一方、出張の日は終日セミナーや勉強会の開催、展示会や学会に参加します。弊社製品を広くよく知っていただくため、また私自身も新たな情報や生の声を知るために参加しており、勉強会では講師としてお話しさせていただくことも多くあります。

セミナーを行う東亜薬品工業の小池さん

弊社の動物用医薬品・混合飼料に関わる部署は、プロバイオティクスを通じて人と動物の健康に貢献することを目標に掲げ、日々仕事に取り組んでいます。出張先は、国内外の畜産・水産に関係するところで、各地の人と繋がることができます。出張先で会った獣医師や生産者から「御社の製品を使っています」「いい製品ですね」というお声がけは、大変嬉しく励みになります。
日々のオフィスでの仕事も間接的に各地の人に役立っていると感じられ、目の前の動物を治す獣医師とはまた違ったやりがいがあると思います。

小学生の頃に通っていた動物病院の女性獣医師に憧れていました。動物が好きだったことや、資格を持って長く働けるところにも魅力を感じ、獣医師になろうと考えました。その後、獣医学科のある大学に進み、動物病院で獣医師として10年ほど働きました。

直接動物を診察・治療できる臨床の仕事はとても楽しくやりがいがありましたが、ライフスタイルの変化に伴い転職を考え、獣医師としての経験を活かせる動物に関連したオフィスワークを探していたところ、この仕事に出会いました。

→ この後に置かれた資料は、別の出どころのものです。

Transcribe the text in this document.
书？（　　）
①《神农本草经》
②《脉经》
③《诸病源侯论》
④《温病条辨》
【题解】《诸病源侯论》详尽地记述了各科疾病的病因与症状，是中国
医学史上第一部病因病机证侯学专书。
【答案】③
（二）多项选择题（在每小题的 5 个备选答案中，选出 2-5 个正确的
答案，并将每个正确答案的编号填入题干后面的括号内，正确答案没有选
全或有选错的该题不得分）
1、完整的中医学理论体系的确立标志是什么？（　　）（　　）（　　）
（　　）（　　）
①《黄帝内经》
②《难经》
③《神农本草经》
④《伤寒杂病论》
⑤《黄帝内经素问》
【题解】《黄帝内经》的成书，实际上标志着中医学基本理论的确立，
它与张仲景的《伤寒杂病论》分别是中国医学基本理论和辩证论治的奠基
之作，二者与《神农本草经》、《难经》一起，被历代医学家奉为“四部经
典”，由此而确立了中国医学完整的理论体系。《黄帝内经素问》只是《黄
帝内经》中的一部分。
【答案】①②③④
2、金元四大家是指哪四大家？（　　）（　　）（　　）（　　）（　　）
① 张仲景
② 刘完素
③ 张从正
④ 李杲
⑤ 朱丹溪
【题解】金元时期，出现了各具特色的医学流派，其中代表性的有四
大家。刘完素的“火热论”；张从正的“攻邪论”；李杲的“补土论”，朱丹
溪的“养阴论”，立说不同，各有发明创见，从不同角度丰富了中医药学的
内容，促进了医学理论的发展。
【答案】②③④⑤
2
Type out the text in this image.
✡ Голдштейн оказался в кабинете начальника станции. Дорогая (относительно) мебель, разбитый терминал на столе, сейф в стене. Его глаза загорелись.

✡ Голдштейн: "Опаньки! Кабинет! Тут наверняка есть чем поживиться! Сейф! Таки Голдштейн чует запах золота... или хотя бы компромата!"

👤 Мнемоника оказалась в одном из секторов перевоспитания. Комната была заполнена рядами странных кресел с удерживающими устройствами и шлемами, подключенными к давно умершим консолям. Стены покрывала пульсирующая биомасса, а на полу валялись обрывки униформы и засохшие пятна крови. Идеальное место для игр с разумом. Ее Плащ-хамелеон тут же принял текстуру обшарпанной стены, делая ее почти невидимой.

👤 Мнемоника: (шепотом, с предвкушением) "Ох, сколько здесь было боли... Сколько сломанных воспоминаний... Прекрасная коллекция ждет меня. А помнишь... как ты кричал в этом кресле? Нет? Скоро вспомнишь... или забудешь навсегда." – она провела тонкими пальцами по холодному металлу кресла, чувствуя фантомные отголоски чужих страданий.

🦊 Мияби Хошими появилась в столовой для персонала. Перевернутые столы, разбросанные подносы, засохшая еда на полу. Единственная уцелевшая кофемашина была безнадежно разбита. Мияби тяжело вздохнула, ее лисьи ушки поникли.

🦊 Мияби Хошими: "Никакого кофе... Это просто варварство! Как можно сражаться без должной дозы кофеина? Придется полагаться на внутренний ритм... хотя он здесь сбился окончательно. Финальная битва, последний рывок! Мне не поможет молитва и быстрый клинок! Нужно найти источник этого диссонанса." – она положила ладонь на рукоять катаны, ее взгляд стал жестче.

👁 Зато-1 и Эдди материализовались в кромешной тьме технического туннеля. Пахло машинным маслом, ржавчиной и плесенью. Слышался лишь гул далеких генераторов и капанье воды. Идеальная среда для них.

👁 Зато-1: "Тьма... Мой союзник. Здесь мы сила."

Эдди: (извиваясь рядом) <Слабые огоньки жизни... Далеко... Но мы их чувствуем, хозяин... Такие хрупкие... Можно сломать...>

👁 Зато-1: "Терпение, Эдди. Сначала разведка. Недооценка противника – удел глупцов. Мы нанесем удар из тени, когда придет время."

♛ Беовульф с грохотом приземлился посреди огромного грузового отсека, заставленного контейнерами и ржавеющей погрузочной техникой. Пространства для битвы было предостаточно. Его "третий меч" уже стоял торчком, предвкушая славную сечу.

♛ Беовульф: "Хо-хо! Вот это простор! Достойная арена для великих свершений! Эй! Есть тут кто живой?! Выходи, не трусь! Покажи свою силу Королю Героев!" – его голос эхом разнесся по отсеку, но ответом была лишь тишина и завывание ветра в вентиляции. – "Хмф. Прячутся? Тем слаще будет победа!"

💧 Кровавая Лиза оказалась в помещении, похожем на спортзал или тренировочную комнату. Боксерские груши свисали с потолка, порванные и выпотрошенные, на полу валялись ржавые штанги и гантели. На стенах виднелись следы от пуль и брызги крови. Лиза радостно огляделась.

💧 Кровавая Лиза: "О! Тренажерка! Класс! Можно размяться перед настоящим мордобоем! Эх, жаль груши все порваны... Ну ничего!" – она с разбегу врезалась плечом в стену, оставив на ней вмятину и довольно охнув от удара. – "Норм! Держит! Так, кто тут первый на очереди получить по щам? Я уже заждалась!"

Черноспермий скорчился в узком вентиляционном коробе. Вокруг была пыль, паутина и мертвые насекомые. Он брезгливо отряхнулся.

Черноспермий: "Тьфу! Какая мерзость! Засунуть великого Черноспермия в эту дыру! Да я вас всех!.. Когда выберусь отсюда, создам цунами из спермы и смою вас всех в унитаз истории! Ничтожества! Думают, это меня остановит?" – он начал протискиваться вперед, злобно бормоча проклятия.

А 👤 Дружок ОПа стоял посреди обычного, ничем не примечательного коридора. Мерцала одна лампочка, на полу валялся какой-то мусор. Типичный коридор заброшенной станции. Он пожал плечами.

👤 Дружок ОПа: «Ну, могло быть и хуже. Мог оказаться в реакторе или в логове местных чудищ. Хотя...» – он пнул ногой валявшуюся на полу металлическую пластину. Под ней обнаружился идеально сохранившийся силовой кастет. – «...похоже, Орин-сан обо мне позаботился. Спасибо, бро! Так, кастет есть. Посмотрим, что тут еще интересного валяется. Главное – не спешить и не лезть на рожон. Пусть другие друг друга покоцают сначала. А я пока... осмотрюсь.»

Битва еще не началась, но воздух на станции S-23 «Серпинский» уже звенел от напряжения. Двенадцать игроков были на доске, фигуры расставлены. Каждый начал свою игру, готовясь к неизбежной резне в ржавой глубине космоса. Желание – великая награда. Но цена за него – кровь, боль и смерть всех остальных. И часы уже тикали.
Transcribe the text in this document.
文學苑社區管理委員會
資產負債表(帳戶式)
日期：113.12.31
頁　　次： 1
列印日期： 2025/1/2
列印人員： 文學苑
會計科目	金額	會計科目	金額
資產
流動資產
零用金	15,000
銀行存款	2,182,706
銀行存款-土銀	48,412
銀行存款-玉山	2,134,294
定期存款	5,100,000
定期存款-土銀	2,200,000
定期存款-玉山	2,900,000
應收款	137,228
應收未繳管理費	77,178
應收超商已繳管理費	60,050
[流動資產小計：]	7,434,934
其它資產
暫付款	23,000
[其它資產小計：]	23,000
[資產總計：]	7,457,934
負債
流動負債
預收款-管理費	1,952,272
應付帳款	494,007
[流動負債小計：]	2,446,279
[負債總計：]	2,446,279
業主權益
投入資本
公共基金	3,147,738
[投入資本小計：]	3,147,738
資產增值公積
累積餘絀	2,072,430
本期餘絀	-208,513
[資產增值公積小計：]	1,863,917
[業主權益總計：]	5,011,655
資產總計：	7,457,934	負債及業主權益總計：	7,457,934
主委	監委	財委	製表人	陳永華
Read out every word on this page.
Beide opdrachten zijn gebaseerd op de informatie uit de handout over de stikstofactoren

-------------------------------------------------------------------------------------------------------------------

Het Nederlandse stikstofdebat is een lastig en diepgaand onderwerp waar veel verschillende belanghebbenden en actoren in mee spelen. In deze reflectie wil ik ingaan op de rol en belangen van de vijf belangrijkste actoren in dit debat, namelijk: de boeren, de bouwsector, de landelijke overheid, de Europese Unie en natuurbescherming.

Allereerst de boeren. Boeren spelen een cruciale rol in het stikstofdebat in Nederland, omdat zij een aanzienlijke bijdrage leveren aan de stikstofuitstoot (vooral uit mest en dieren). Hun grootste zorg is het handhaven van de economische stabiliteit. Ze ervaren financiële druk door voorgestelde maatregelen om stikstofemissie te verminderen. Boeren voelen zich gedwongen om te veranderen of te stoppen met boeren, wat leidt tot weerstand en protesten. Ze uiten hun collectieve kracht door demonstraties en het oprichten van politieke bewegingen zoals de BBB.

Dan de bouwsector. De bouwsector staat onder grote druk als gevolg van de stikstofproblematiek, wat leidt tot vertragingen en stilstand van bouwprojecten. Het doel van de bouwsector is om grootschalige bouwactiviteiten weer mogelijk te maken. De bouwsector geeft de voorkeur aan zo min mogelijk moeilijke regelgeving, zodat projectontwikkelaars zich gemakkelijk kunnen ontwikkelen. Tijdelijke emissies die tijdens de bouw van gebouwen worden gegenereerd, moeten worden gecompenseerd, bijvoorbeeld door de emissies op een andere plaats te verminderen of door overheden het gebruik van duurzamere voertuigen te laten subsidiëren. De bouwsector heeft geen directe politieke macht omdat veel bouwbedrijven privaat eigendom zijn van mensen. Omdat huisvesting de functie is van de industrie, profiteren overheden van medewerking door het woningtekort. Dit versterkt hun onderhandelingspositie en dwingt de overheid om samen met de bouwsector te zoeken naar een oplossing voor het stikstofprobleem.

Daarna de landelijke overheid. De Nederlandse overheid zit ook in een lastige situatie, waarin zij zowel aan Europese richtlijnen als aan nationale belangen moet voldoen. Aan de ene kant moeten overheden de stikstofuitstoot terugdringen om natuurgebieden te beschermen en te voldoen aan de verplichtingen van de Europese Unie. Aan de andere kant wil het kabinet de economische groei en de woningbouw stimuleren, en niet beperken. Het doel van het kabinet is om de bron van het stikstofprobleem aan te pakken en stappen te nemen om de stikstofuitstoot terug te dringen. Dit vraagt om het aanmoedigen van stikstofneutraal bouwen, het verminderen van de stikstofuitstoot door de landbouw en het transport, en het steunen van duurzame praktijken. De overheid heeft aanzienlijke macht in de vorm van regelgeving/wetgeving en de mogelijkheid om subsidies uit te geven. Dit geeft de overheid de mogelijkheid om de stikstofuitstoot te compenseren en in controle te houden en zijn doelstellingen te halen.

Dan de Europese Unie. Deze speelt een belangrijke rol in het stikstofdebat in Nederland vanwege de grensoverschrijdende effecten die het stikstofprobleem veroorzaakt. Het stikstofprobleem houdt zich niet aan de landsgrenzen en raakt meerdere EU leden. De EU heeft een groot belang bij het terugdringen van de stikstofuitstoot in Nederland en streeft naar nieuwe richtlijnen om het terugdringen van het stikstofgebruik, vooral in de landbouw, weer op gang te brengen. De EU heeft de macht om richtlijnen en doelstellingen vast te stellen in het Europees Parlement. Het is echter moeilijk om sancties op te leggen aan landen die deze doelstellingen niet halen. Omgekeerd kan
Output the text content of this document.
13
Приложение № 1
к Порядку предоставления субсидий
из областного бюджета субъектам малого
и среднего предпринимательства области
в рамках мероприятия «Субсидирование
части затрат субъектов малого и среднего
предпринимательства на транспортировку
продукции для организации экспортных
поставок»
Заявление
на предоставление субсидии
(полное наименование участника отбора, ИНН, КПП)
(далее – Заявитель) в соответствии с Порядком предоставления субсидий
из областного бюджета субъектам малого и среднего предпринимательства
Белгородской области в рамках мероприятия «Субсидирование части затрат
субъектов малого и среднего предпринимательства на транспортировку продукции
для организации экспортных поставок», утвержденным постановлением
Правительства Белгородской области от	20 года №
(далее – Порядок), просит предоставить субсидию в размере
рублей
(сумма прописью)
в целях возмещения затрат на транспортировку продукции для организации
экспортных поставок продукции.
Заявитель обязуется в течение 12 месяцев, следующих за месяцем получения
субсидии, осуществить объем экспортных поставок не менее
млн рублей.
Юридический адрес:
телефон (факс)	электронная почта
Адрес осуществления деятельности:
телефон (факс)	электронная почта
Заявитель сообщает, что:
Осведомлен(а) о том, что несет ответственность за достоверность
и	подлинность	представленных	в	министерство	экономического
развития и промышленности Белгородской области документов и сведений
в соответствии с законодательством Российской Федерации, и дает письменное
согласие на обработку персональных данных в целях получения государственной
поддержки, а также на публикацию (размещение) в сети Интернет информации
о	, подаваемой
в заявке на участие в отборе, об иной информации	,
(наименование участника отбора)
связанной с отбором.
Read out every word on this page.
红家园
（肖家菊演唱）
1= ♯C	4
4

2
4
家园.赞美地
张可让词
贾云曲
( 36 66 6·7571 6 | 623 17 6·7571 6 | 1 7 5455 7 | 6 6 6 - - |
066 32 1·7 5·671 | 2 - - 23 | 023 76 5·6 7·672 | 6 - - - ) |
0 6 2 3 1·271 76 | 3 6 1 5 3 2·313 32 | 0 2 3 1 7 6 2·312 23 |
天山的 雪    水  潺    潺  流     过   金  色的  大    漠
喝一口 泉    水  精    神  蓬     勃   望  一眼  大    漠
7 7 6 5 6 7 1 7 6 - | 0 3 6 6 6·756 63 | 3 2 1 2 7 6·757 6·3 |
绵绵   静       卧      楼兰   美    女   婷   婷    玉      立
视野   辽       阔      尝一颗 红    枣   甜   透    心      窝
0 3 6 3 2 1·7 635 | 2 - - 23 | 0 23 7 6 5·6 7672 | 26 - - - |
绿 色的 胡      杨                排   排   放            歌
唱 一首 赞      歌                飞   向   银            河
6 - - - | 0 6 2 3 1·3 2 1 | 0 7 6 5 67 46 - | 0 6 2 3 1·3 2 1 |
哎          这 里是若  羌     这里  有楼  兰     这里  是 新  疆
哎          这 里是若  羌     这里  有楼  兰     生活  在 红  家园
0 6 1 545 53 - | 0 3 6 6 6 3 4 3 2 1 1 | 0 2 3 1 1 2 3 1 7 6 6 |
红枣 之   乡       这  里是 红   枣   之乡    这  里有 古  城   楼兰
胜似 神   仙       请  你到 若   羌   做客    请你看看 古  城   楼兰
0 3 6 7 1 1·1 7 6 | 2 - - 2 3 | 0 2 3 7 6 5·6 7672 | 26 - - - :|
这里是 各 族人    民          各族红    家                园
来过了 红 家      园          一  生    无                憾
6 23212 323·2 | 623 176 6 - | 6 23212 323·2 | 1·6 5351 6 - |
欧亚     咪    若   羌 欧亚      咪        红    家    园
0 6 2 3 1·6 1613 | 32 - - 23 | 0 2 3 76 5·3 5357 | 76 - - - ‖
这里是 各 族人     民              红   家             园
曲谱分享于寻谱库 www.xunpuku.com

前述の通り、最初からこの仕事を目指していたわけではありません。ですが、今までの経験はどれも繋がっていると感じる日々を過ごしています。
転職の際に、希望が叶う仕事は他にもある中でこの仕事を選んだ理由は、詳しく調べて知識を得ることができる学術職として働き、プロバイオティクスの専門家になりたいと考えたからです。そして、プロバイオティクスを深堀り出来る仕事自体が面白そうだなと感じたところにあります。
臨床現場で働いていた頃は、腸の調子を整えるという程度でしかプロバイオティクスの役割を理解していませんでしたが、畜水産業界では、治療だけでなく生産性の向上や安心安全な食品生産のためなど、具体的な目的をもって活用されています。この業界に関わるようになってからは、プロバイオティクスの「できる」ことと「可能性」の幅広さに驚いています。これからも、自分が感じた驚きを現場の獣医師や生産者にお伝えして、幅広くお役立ていただきたいと思っています。

動物が好きだから動物に関わる仕事を選ぶ人が多いと思いますが、どんな仕事でも人とのコミュニケーションが大切なことには変わりありません。
また、企業や部署によっては新卒採用を行っていない所もあります。現に、同じ部署で働いている仲間は全員、他の業務や職種の経験者です。希望した進路先や就職先でなくても無駄なことはなく、自分で仕事を提案して前向きに取り組んでいけば、キャリアは繋がっていくのではないかと思います。応援しています。